In the Salento landscape, where the surface appears arid and sun-drenched, the fig tree always tells a story of retained water.

Pajare, trulli and stone microclimates

Alongside the pajara and rural trulli, the fig tree finds an ideal habitat. The stones accumulated during the day slowly release heat at night. The soil is well-drained, never stagnant. The circular structures create shade and protection from the wind.

The result is a favorable microclimate.

The presence of the fig tree softens the severe geometry of rural buildings. It introduces movement, seasonality, and shade. The pajara is no longer just an agricultural shelter: it becomes a living, human space.

From rural landscapes to national excellence: the Salento fig on Forbes

For centuries, the fig tree has quietly inhabited courtyards, cisterns, and dry stone walls, and today it is once again a central figure in the contemporary narrative of the region.

In Serrano, a hamlet of Carpignano Salentino, the Furnirussi farm has built a true identity project around the fig tree. Its large organic fig grove—among the largest in Europe—is not just agricultural production, but also organized landscape, agricultural architecture, and territorial design.

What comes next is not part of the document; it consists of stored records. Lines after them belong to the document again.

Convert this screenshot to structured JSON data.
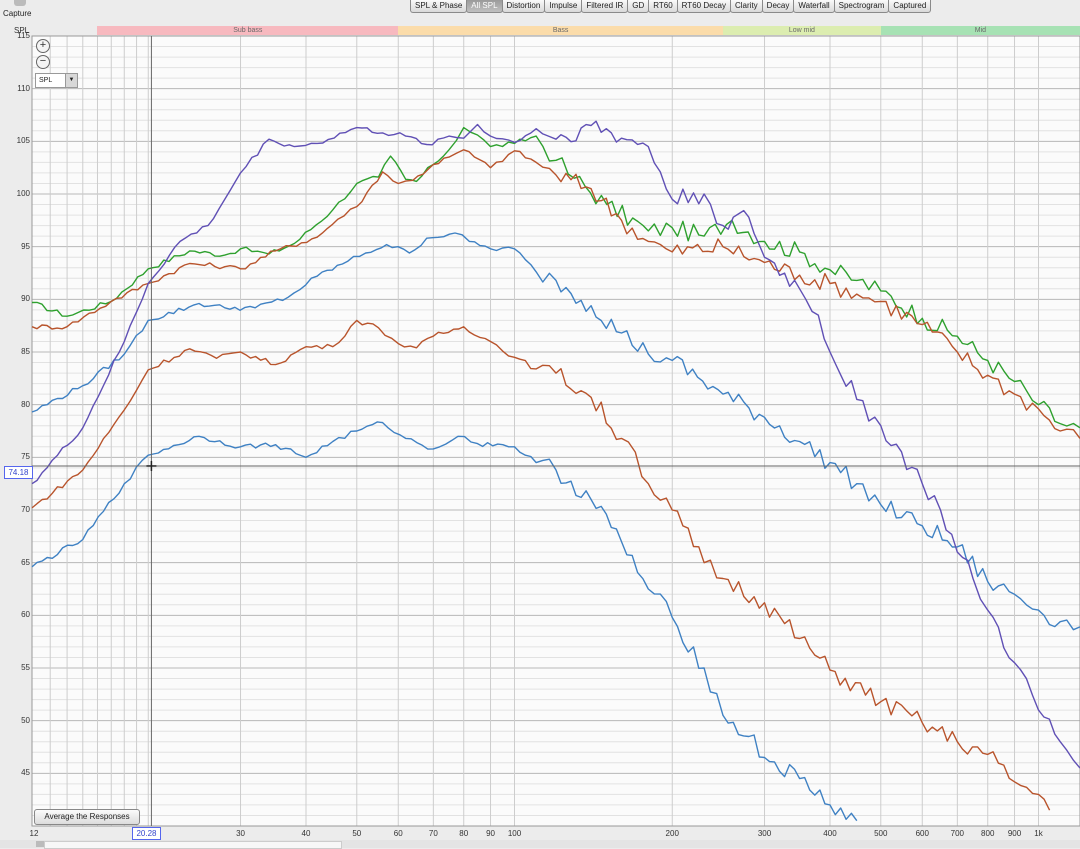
{
  "capture": {
    "label": "Capture",
    "icon": "camera-icon"
  },
  "tabs": [
    {
      "label": "SPL & Phase",
      "active": false
    },
    {
      "label": "All SPL",
      "active": true
    },
    {
      "label": "Distortion",
      "active": false
    },
    {
      "label": "Impulse",
      "active": false
    },
    {
      "label": "Filtered IR",
      "active": false
    },
    {
      "label": "GD",
      "active": false
    },
    {
      "label": "RT60",
      "active": false
    },
    {
      "label": "RT60 Decay",
      "active": false
    },
    {
      "label": "Clarity",
      "active": false
    },
    {
      "label": "Decay",
      "active": false
    },
    {
      "label": "Waterfall",
      "active": false
    },
    {
      "label": "Spectrogram",
      "active": false
    },
    {
      "label": "Captured",
      "active": false
    }
  ],
  "plot": {
    "y_axis_label": "SPL",
    "spl_select": "SPL",
    "average_button": "Average the Responses",
    "cursor_x": "20.28",
    "cursor_y": "74.18"
  },
  "chart_data": {
    "type": "line",
    "xlabel": "",
    "ylabel": "SPL",
    "x_scale": "log",
    "xlim": [
      12,
      1200
    ],
    "ylim": [
      40,
      115
    ],
    "grid": true,
    "y_ticks": [
      45,
      50,
      55,
      60,
      65,
      70,
      75,
      80,
      85,
      90,
      95,
      100,
      105,
      110,
      115
    ],
    "x_ticks": [
      {
        "value": 12,
        "label": "12"
      },
      {
        "value": 30,
        "label": "30"
      },
      {
        "value": 40,
        "label": "40"
      },
      {
        "value": 50,
        "label": "50"
      },
      {
        "value": 60,
        "label": "60"
      },
      {
        "value": 70,
        "label": "70"
      },
      {
        "value": 80,
        "label": "80"
      },
      {
        "value": 90,
        "label": "90"
      },
      {
        "value": 100,
        "label": "100"
      },
      {
        "value": 200,
        "label": "200"
      },
      {
        "value": 300,
        "label": "300"
      },
      {
        "value": 400,
        "label": "400"
      },
      {
        "value": 500,
        "label": "500"
      },
      {
        "value": 600,
        "label": "600"
      },
      {
        "value": 700,
        "label": "700"
      },
      {
        "value": 800,
        "label": "800"
      },
      {
        "value": 900,
        "label": "900"
      },
      {
        "value": 1000,
        "label": "1k"
      }
    ],
    "bands": [
      {
        "label": "Sub bass",
        "from": 16,
        "to": 60,
        "color": "#f7b9bf"
      },
      {
        "label": "Bass",
        "from": 60,
        "to": 250,
        "color": "#fbdcaa"
      },
      {
        "label": "Low mid",
        "from": 250,
        "to": 500,
        "color": "#dcedb0"
      },
      {
        "label": "Mid",
        "from": 500,
        "to": 1200,
        "color": "#a7e2b4"
      }
    ],
    "cursor": {
      "x": 20.28,
      "y": 74.18
    },
    "series": [
      {
        "color": "#2ea02e",
        "points": [
          [
            12,
            89.7
          ],
          [
            14,
            88.4
          ],
          [
            17,
            89.8
          ],
          [
            20,
            92.9
          ],
          [
            24,
            94.6
          ],
          [
            28,
            94.2
          ],
          [
            30,
            94.8
          ],
          [
            34,
            94.3
          ],
          [
            38,
            95.3
          ],
          [
            45,
            98.5
          ],
          [
            50,
            101.0
          ],
          [
            55,
            101.6
          ],
          [
            58,
            103.6
          ],
          [
            62,
            101.4
          ],
          [
            65,
            101.2
          ],
          [
            70,
            102.8
          ],
          [
            75,
            104.2
          ],
          [
            80,
            106.3
          ],
          [
            85,
            105.6
          ],
          [
            90,
            104.5
          ],
          [
            100,
            104.8
          ],
          [
            110,
            105.5
          ],
          [
            120,
            103.2
          ],
          [
            130,
            101.5
          ],
          [
            150,
            99.0
          ],
          [
            180,
            96.5
          ],
          [
            200,
            96.8
          ],
          [
            230,
            96.0
          ],
          [
            260,
            97.5
          ],
          [
            300,
            95.5
          ],
          [
            350,
            94.5
          ],
          [
            400,
            92.8
          ],
          [
            450,
            91.8
          ],
          [
            500,
            90.8
          ],
          [
            600,
            88.2
          ],
          [
            700,
            86.5
          ],
          [
            800,
            84.2
          ],
          [
            900,
            82.2
          ],
          [
            1000,
            80.0
          ],
          [
            1100,
            78.2
          ],
          [
            1200,
            77.8
          ]
        ]
      },
      {
        "color": "#b8542c",
        "points": [
          [
            12,
            87.4
          ],
          [
            14,
            87.4
          ],
          [
            17,
            89.8
          ],
          [
            20,
            91.5
          ],
          [
            24,
            93.4
          ],
          [
            28,
            93.1
          ],
          [
            30,
            92.9
          ],
          [
            35,
            94.6
          ],
          [
            42,
            95.9
          ],
          [
            46,
            97.6
          ],
          [
            50,
            98.8
          ],
          [
            56,
            102.1
          ],
          [
            60,
            101.0
          ],
          [
            64,
            101.3
          ],
          [
            70,
            102.8
          ],
          [
            75,
            103.5
          ],
          [
            80,
            104.2
          ],
          [
            90,
            102.5
          ],
          [
            100,
            104.1
          ],
          [
            110,
            103.0
          ],
          [
            120,
            101.8
          ],
          [
            140,
            100.5
          ],
          [
            160,
            97.5
          ],
          [
            180,
            95.5
          ],
          [
            200,
            94.5
          ],
          [
            250,
            95.0
          ],
          [
            300,
            93.5
          ],
          [
            350,
            92.3
          ],
          [
            400,
            91.5
          ],
          [
            450,
            90.5
          ],
          [
            500,
            89.8
          ],
          [
            600,
            87.6
          ],
          [
            700,
            85.0
          ],
          [
            800,
            82.8
          ],
          [
            900,
            81.0
          ],
          [
            1000,
            79.6
          ],
          [
            1100,
            77.5
          ],
          [
            1200,
            76.8
          ]
        ]
      },
      {
        "color": "#3f81c3",
        "points": [
          [
            12,
            79.3
          ],
          [
            15,
            81.8
          ],
          [
            18,
            84.8
          ],
          [
            20,
            88.0
          ],
          [
            25,
            89.6
          ],
          [
            28,
            89.2
          ],
          [
            32,
            89.2
          ],
          [
            37,
            90.2
          ],
          [
            42,
            92.2
          ],
          [
            48,
            93.6
          ],
          [
            52,
            94.4
          ],
          [
            57,
            95.2
          ],
          [
            63,
            94.4
          ],
          [
            68,
            95.8
          ],
          [
            77,
            96.3
          ],
          [
            82,
            95.5
          ],
          [
            90,
            94.8
          ],
          [
            100,
            94.8
          ],
          [
            110,
            92.6
          ],
          [
            120,
            91.8
          ],
          [
            140,
            89.4
          ],
          [
            160,
            86.8
          ],
          [
            180,
            84.8
          ],
          [
            200,
            84.2
          ],
          [
            250,
            81.0
          ],
          [
            300,
            78.8
          ],
          [
            350,
            76.5
          ],
          [
            400,
            74.5
          ],
          [
            450,
            72.5
          ],
          [
            500,
            70.5
          ],
          [
            600,
            68.5
          ],
          [
            700,
            66.5
          ],
          [
            800,
            63.2
          ],
          [
            900,
            62.0
          ],
          [
            1000,
            60.5
          ],
          [
            1100,
            59.4
          ],
          [
            1200,
            58.9
          ]
        ]
      },
      {
        "color": "#b8542c",
        "points": [
          [
            12,
            70.2
          ],
          [
            15,
            73.8
          ],
          [
            18,
            79.5
          ],
          [
            20,
            83.3
          ],
          [
            24,
            85.3
          ],
          [
            27,
            84.4
          ],
          [
            30,
            85.0
          ],
          [
            35,
            83.8
          ],
          [
            40,
            85.5
          ],
          [
            45,
            85.5
          ],
          [
            50,
            88.0
          ],
          [
            55,
            87.3
          ],
          [
            60,
            85.8
          ],
          [
            65,
            85.4
          ],
          [
            70,
            86.5
          ],
          [
            80,
            87.4
          ],
          [
            90,
            86.0
          ],
          [
            100,
            84.5
          ],
          [
            110,
            83.4
          ],
          [
            120,
            83.0
          ],
          [
            140,
            80.7
          ],
          [
            160,
            76.8
          ],
          [
            170,
            75.5
          ],
          [
            180,
            72.5
          ],
          [
            200,
            70.0
          ],
          [
            230,
            65.0
          ],
          [
            250,
            63.5
          ],
          [
            300,
            61.2
          ],
          [
            350,
            57.8
          ],
          [
            400,
            54.8
          ],
          [
            500,
            51.8
          ],
          [
            600,
            49.8
          ],
          [
            700,
            48.0
          ],
          [
            800,
            46.8
          ],
          [
            900,
            44.2
          ],
          [
            1000,
            43.0
          ],
          [
            1050,
            41.5
          ]
        ]
      },
      {
        "color": "#3f81c3",
        "points": [
          [
            12,
            64.6
          ],
          [
            15,
            67.2
          ],
          [
            18,
            72.5
          ],
          [
            20,
            75.2
          ],
          [
            25,
            77.0
          ],
          [
            30,
            76.0
          ],
          [
            35,
            76.2
          ],
          [
            40,
            75.0
          ],
          [
            45,
            76.5
          ],
          [
            50,
            77.5
          ],
          [
            56,
            78.3
          ],
          [
            62,
            76.8
          ],
          [
            70,
            75.8
          ],
          [
            78,
            77.0
          ],
          [
            85,
            76.3
          ],
          [
            95,
            76.2
          ],
          [
            100,
            76.0
          ],
          [
            110,
            74.5
          ],
          [
            120,
            73.8
          ],
          [
            140,
            71.0
          ],
          [
            160,
            67.0
          ],
          [
            180,
            62.5
          ],
          [
            200,
            59.8
          ],
          [
            230,
            55.0
          ],
          [
            250,
            50.5
          ],
          [
            280,
            48.5
          ],
          [
            300,
            46.5
          ],
          [
            350,
            44.5
          ],
          [
            400,
            42.0
          ],
          [
            450,
            40.5
          ]
        ]
      },
      {
        "color": "#6050b5",
        "points": [
          [
            12,
            72.5
          ],
          [
            15,
            77.8
          ],
          [
            18,
            86.0
          ],
          [
            20,
            91.5
          ],
          [
            23,
            95.5
          ],
          [
            26,
            97.0
          ],
          [
            28,
            99.5
          ],
          [
            30,
            102.0
          ],
          [
            34,
            105.2
          ],
          [
            38,
            104.5
          ],
          [
            42,
            104.8
          ],
          [
            50,
            106.3
          ],
          [
            56,
            105.8
          ],
          [
            62,
            105.5
          ],
          [
            68,
            104.7
          ],
          [
            75,
            105.5
          ],
          [
            80,
            105.3
          ],
          [
            85,
            106.6
          ],
          [
            90,
            105.5
          ],
          [
            100,
            104.9
          ],
          [
            110,
            106.2
          ],
          [
            120,
            105.2
          ],
          [
            140,
            106.5
          ],
          [
            160,
            105.3
          ],
          [
            180,
            104.5
          ],
          [
            200,
            99.5
          ],
          [
            230,
            100.0
          ],
          [
            250,
            97.0
          ],
          [
            280,
            97.8
          ],
          [
            300,
            94.0
          ],
          [
            350,
            91.0
          ],
          [
            380,
            88.5
          ],
          [
            400,
            85.0
          ],
          [
            450,
            80.5
          ],
          [
            500,
            78.0
          ],
          [
            600,
            72.5
          ],
          [
            650,
            70.0
          ],
          [
            700,
            66.0
          ],
          [
            750,
            63.5
          ],
          [
            800,
            60.5
          ],
          [
            900,
            55.5
          ],
          [
            1000,
            51.0
          ],
          [
            1100,
            48.0
          ],
          [
            1200,
            45.5
          ]
        ]
      }
    ]
  }
}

Next to the rows of vines is Furnirussi Tenuta, a luxury hotel immersed in greenery, where hospitality dialogues with Salento’s agricultural tradition. Here, the fig tree is more than just a crop: it becomes a spatial experience, a scenic element, and the basis of the architectural design.

The fig grove also gave rise to the Fichissimi brand, which transforms the fruit into a gastronomic and cultural narrative.

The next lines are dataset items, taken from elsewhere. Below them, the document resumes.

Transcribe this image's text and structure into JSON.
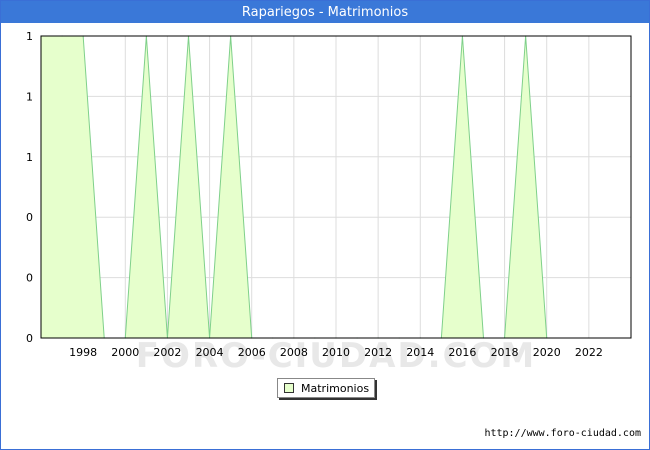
{
  "window": {
    "title": "Rapariegos - Matrimonios",
    "source": "http://www.foro-ciudad.com",
    "watermark": "FORO-CIUDAD.COM"
  },
  "colors": {
    "title_bar": "#3a78d8",
    "area_fill": "#e6ffcc",
    "area_line": "#7fd08a",
    "grid": "#dddddd"
  },
  "chart_data": {
    "type": "area",
    "title": "Rapariegos - Matrimonios",
    "xlabel": "",
    "ylabel": "",
    "xlim": [
      1996,
      2024
    ],
    "ylim": [
      0,
      1
    ],
    "x_ticks": [
      "1998",
      "2000",
      "2002",
      "2004",
      "2006",
      "2008",
      "2010",
      "2012",
      "2014",
      "2016",
      "2018",
      "2020",
      "2022"
    ],
    "y_tick_labels": [
      "0",
      "0",
      "0",
      "1",
      "1",
      "1"
    ],
    "grid": true,
    "legend_position": "bottom-center",
    "series": [
      {
        "name": "Matrimonios",
        "x": [
          1996,
          1997,
          1998,
          1999,
          2000,
          2001,
          2002,
          2003,
          2004,
          2005,
          2006,
          2007,
          2008,
          2009,
          2010,
          2011,
          2012,
          2013,
          2014,
          2015,
          2016,
          2017,
          2018,
          2019,
          2020
        ],
        "values": [
          1,
          1,
          1,
          0,
          0,
          1,
          0,
          1,
          0,
          1,
          0,
          0,
          0,
          0,
          0,
          0,
          0,
          0,
          0,
          0,
          1,
          0,
          0,
          1,
          0
        ]
      }
    ]
  }
}
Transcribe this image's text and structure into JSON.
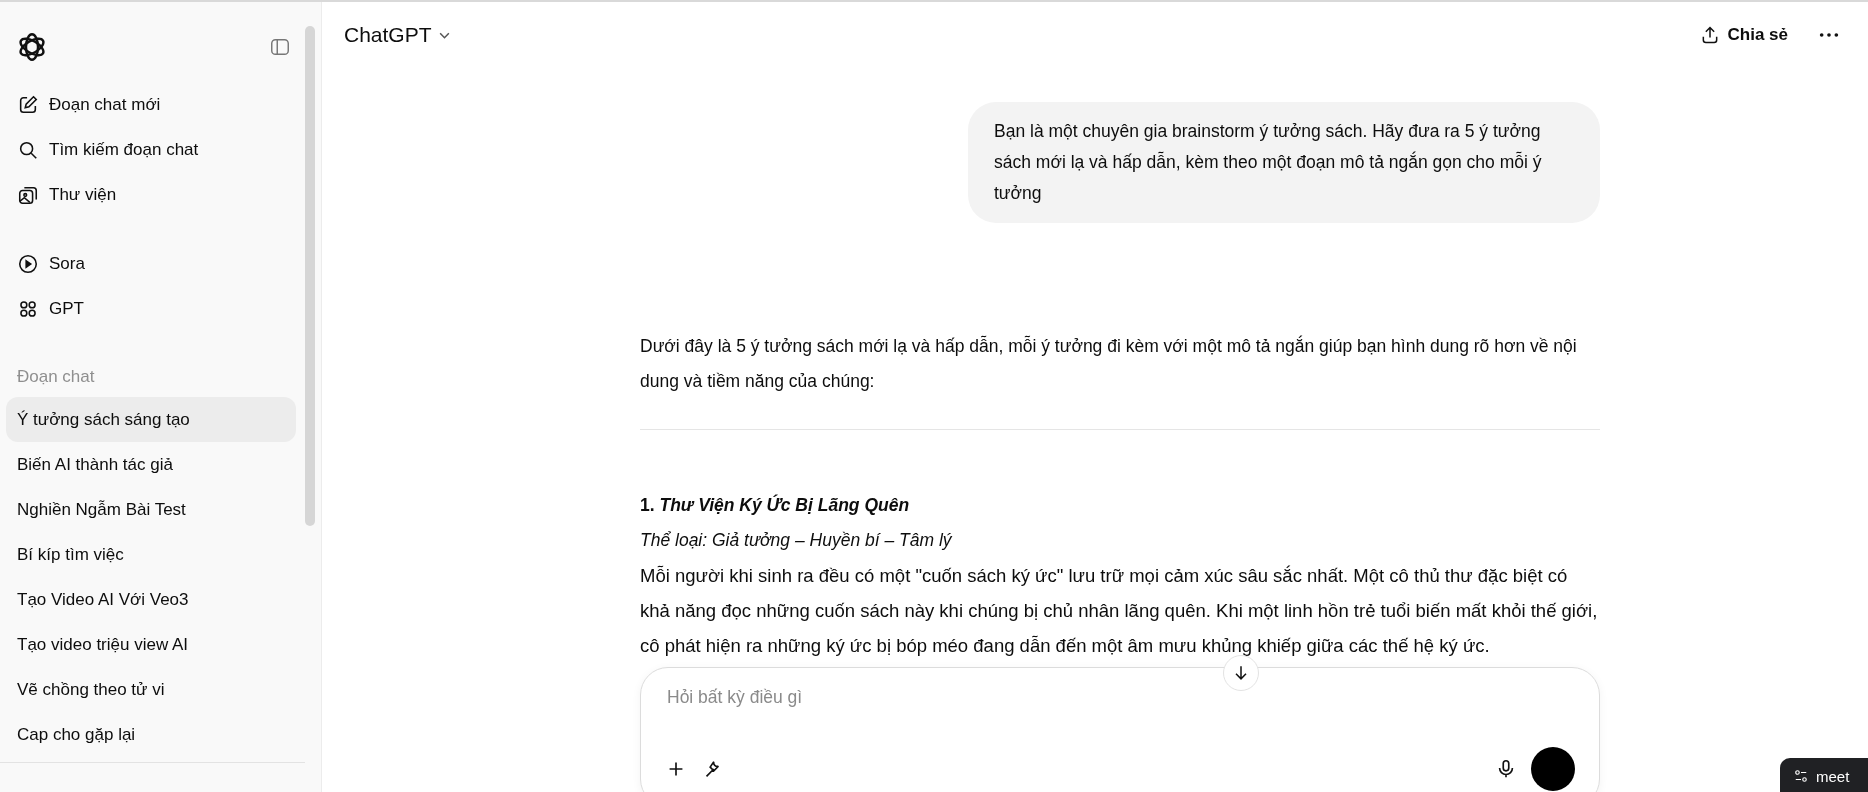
{
  "sidebar": {
    "nav": [
      {
        "label": "Đoạn chat mới",
        "kind": "edit"
      },
      {
        "label": "Tìm kiếm đoạn chat",
        "kind": "search"
      },
      {
        "label": "Thư viện",
        "kind": "library"
      }
    ],
    "explore": [
      {
        "label": "Sora",
        "kind": "play"
      },
      {
        "label": "GPT",
        "kind": "grid"
      }
    ],
    "section_label": "Đoạn chat",
    "chats": [
      {
        "title": "Ý tưởng sách sáng tạo",
        "selected": true
      },
      {
        "title": "Biến AI thành tác giả",
        "selected": false
      },
      {
        "title": "Nghiền Ngẫm Bài Test",
        "selected": false
      },
      {
        "title": "Bí kíp tìm việc",
        "selected": false
      },
      {
        "title": "Tạo Video AI Với Veo3",
        "selected": false
      },
      {
        "title": "Tạo video triệu view AI",
        "selected": false
      },
      {
        "title": "Vẽ chồng theo tử vi",
        "selected": false
      },
      {
        "title": "Cap cho gặp lại",
        "selected": false
      }
    ]
  },
  "header": {
    "title": "ChatGPT",
    "share": "Chia sẻ"
  },
  "conversation": {
    "user_message": "Bạn là một chuyên gia brainstorm ý tưởng sách. Hãy đưa ra 5 ý tưởng sách mới lạ và hấp dẫn, kèm theo một đoạn mô tả ngắn gọn cho mỗi ý tưởng",
    "intro": "Dưới đây là 5 ý tưởng sách mới lạ và hấp dẫn, mỗi ý tưởng đi kèm với một mô tả ngắn giúp bạn hình dung rõ hơn về nội dung và tiềm năng của chúng:",
    "ideas": [
      {
        "heading": "1. *Thư Viện Ký Ức Bị Lãng Quên*",
        "genre": "Thể loại: Giả tưởng – Huyền bí – Tâm lý",
        "description": "Mỗi người khi sinh ra đều có một \"cuốn sách ký ức\" lưu trữ mọi cảm xúc sâu sắc nhất. Một cô thủ thư đặc biệt có khả năng đọc những cuốn sách này khi chúng bị chủ nhân lãng quên. Khi một linh hồn trẻ tuổi biến mất khỏi thế giới, cô phát hiện ra những ký ức bị bóp méo đang dẫn đến một âm mưu khủng khiếp giữa các thế hệ ký ức."
      }
    ]
  },
  "composer": {
    "placeholder": "Hỏi bất kỳ điều gì"
  },
  "toast": {
    "text": "meet"
  }
}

The recognition from the Italian edition of Forbes Italia, which included Furnirussi among the 100 excellences of Italy, celebrates more than just a successful agricultural enterprise. Celebrate an idea: the fig tree as heritage, as a productive landscape, as living architecture.

It is significant that a tree long associated with rural courtyards, underground cisterns, and dry stone walls has today become a symbol of sustainable innovation and international quality.

The fig tree of Salento, rooted in stone and hidden water, continues to reinvent itself without losing its identity.

The fig tree as an architectural metaphor

Perhaps no other tree describes Salento like the fig tree.

Not the monumental olive tree, which dominates and defines the landscape, but the fig tree that suddenly appears between the stones, growing from a crack, finding water where it cannot be seen.

It is silent resilience.

It is a dialogue between nature and construction.

It is the perfect image of this land: rugged on the surface,

generous in depth.

And when a fig tree grows above a cistern dug a hundred or two hundred years ago, between white lime and golden stone, it is not just botany.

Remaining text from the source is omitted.